I. Maintenant l'Amour m'étreint si doucement, que je ne sens pas le mal qu'il me fait ; au contraire, ma peine m'est douce, car l'air modeste et les manières affables de celle dont l'Amour m'a fait prisonnier m'ont si bien conquis, que — en quelque lieu que j'aille — je la vois là où je l'ai vue [pour la première fois].
II. Et quand je reviens d'ailleurs, je trouve sa grande beauté et son intelligence encore redoublées ; aussi ai-je peur que la pitié pour moi ne puisse la vaincre. Mais pour cela, j'ai confiance en elle ; car jamais Orgueil ne s'est établi en si haut lieu, ce me semble. Voilà pourquoi, si fort que me tourmente l'Amour, je suis tel que je dois l'être.
III. Son joli teint, ses yeux clairs et rieurs, ses doux et charmants regards, son mérite éclatant, vivent en mon souvenir, de sorte qu'elle me plaît pour toujours, car mon cœur loyal est un miroir de toutes ses qualités et, quand j'en courtise une autre, c'est elle que je sers, en pensée.
IV. Son rang est si élevé, que je n'ose lui laisser voir la violence de mon amour, et je n'attends de secours qu'en sa perspicacité : car mon amour me rend si timide, que je n'ose la regarder, quand elle ou une autre personne peut me voir ; au contraire, si je la regarde et qu'elle tourne les yeux vers moi, je cesse de le faire.

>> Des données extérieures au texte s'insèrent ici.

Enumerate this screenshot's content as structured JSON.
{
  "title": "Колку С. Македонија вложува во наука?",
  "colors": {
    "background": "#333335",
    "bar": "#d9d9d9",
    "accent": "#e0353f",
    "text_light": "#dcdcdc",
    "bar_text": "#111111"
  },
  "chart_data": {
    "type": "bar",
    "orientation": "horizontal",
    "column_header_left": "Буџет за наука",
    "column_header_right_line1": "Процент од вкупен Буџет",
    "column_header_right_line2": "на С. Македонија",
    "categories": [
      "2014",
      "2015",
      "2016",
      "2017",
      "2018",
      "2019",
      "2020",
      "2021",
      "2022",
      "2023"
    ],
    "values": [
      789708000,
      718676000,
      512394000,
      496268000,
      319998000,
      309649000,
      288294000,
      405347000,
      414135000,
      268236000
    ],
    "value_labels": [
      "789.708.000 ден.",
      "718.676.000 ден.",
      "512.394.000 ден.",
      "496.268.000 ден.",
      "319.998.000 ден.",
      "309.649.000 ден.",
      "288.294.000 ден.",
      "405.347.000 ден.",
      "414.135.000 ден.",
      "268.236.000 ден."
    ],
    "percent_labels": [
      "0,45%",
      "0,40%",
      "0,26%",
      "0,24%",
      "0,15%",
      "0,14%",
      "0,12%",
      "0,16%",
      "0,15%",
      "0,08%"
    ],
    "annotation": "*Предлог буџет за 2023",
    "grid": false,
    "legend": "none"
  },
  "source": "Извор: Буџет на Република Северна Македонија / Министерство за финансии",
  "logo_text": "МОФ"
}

V. Puisque la crainte me domine à tel point, puisse la belle à qui je me rends avoir vraiment pitié de moi : car il n'y a pas de douleur [plus grande] au monde, qu'une trop longue attente ; et je patiente depuis si longtemps que, si Pitié et Bonne-foi ne me servent auprès d'elle, j'ai peur de perdre la raison, et puisque je dis cela même, de parler en insensé.
VI. Seigneur Aimon, quand je pense à ce que vous êtes et à ce qu'est le monde, je ne vois personne qui sache si bien réussir.